Lynch crea mundos en los que uno puede habitar y perderse. Imágenes que se suceden o se empastan en vertiginosos fundidos encadenados: cuerpos mutilados, objetos parlantes, árboles flacos, telas delicadas, gigantes y enanos, animales que irrumpen en el hogar, en el aislamiento de la vida en los suburbios, la vida arreglada a la que de pronto acude el monstruo, que es lo innombrable.
Twin Peaks es, en esencia, la lucha entre lo doméstico y lo desconocido. Una persona (eso) que no se reconoce a sí misma, que actúa y hace cosas que no son suyas, con muecas como pintadas por Francis Bacon, que vive transformaciones horrorosas, la enfermedad y la descomposición del espanto o de la pasión. Hombres y mujeres deformados, incompletos, gestos lanzados al aire, que también eran el cuerpo deseante de quien deja la casa y ve todo cambiar y ya no se reconoce.

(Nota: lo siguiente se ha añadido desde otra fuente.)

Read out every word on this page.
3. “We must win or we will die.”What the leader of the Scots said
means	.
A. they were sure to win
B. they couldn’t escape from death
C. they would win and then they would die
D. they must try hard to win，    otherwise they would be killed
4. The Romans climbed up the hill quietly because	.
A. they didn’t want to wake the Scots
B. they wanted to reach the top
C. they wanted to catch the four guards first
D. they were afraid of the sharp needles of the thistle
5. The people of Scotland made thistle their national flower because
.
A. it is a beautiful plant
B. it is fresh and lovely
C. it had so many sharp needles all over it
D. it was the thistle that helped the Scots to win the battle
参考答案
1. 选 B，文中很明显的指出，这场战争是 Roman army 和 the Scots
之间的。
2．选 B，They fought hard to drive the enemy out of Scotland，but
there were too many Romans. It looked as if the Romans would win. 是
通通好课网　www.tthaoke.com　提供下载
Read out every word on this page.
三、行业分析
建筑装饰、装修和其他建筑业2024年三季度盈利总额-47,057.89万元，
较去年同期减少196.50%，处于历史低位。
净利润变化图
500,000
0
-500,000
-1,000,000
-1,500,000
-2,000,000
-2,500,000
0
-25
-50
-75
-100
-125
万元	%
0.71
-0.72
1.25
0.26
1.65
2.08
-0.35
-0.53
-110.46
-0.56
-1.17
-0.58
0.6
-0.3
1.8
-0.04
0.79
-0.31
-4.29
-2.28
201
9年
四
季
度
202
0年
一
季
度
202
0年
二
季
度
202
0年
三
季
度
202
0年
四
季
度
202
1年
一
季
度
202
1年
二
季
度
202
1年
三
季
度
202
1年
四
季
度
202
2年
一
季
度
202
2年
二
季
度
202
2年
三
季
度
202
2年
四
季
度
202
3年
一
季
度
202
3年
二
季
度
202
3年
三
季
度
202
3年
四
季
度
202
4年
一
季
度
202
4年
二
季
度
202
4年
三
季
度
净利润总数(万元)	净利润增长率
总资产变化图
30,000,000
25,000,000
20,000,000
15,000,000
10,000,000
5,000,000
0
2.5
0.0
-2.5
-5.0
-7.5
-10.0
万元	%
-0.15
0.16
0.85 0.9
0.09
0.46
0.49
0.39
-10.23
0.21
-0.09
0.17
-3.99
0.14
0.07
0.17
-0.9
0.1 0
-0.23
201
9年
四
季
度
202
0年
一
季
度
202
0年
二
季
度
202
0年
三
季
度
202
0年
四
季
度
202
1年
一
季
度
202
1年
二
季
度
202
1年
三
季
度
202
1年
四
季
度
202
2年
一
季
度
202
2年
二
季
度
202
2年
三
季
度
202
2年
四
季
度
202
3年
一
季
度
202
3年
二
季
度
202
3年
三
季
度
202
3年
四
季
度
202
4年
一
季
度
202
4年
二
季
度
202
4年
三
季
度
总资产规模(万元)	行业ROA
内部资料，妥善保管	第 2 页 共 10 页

El arte de Lynch es siempre un paso: de lo inteligible a lo inefable, del sueño a la vigilia, del humor al miedo, del amor a la destrucción, del sexo a la violencia, de la muerte a la vida. En ese paso, uno puede verse en el ómnibus traqueteante que cruza el puente.
Hay varias formas de ver una serie. La más común hoy es atracarse con largas sesiones de capítulos ininterrumpidos. A las primeras temporadas de Twin Peaks las vi así, en mi computadora, de a maratónicas noches, porque para entonces ya había sido emitida hacía muchos años.
Esta última vez, no obstante, tuve que entrar en el juego. Uno o dos episodios de cerca de una hora por semana, durante más de cuatro meses. En el medio, charlar con amigos, leer reseñas en internet, rever fragmentos de capítulos viejos, buscar indicios en extractos de los diarios de Laura Palmer, escuchar la impactante música que fue su banda de sonido, perderse en el blog de uno de sus personajes, hacer sentido más allá del sentido. Esperar. Preguntarse, cada vez, ¿qué acabamos de ver? ¿Esto es un serie? El episodio 8, por ejemplo, vuelto instantáneamente de culto, ¿es el capítulo de una serie? ¿Es una película corta? ¿Un experimento visual? ¿Cine-arte?
¿Qué demonios pasó conmigo? ¿Qué es esa intranquilidad que crece como un bicho en las tripas?
Lynch hacía otra vez lo que había hecho y, para hacerlo, lo hacía distinto. La nostalgia (hay decenas de momentos que emocionan a cualquier fan) revisitada, explotada no como fin en sí misma sino como un material precioso que puede mutar, que puede hacerse nuevo, como la memoria. De este modo, Twin Peaks: el regreso no sólo es otra cosa con respecto al resto de las series actuales (que tanto le deben a la original): es otra cosa también con respecto a sus antecesoras.
Verla era mirar hacia atrás: mirarme en mi cuarto en la otra casa, frente a la televisión de 14 pulgadas o a mi primera laptop, en las clases de lenguaje cinematográfico, en la sala Pocitos de Cinemateca, con los ojos bien abiertos, y ver cómo de ahí, de entre esa piel, salía yo, ahora, diez años después, atravesado de imágenes.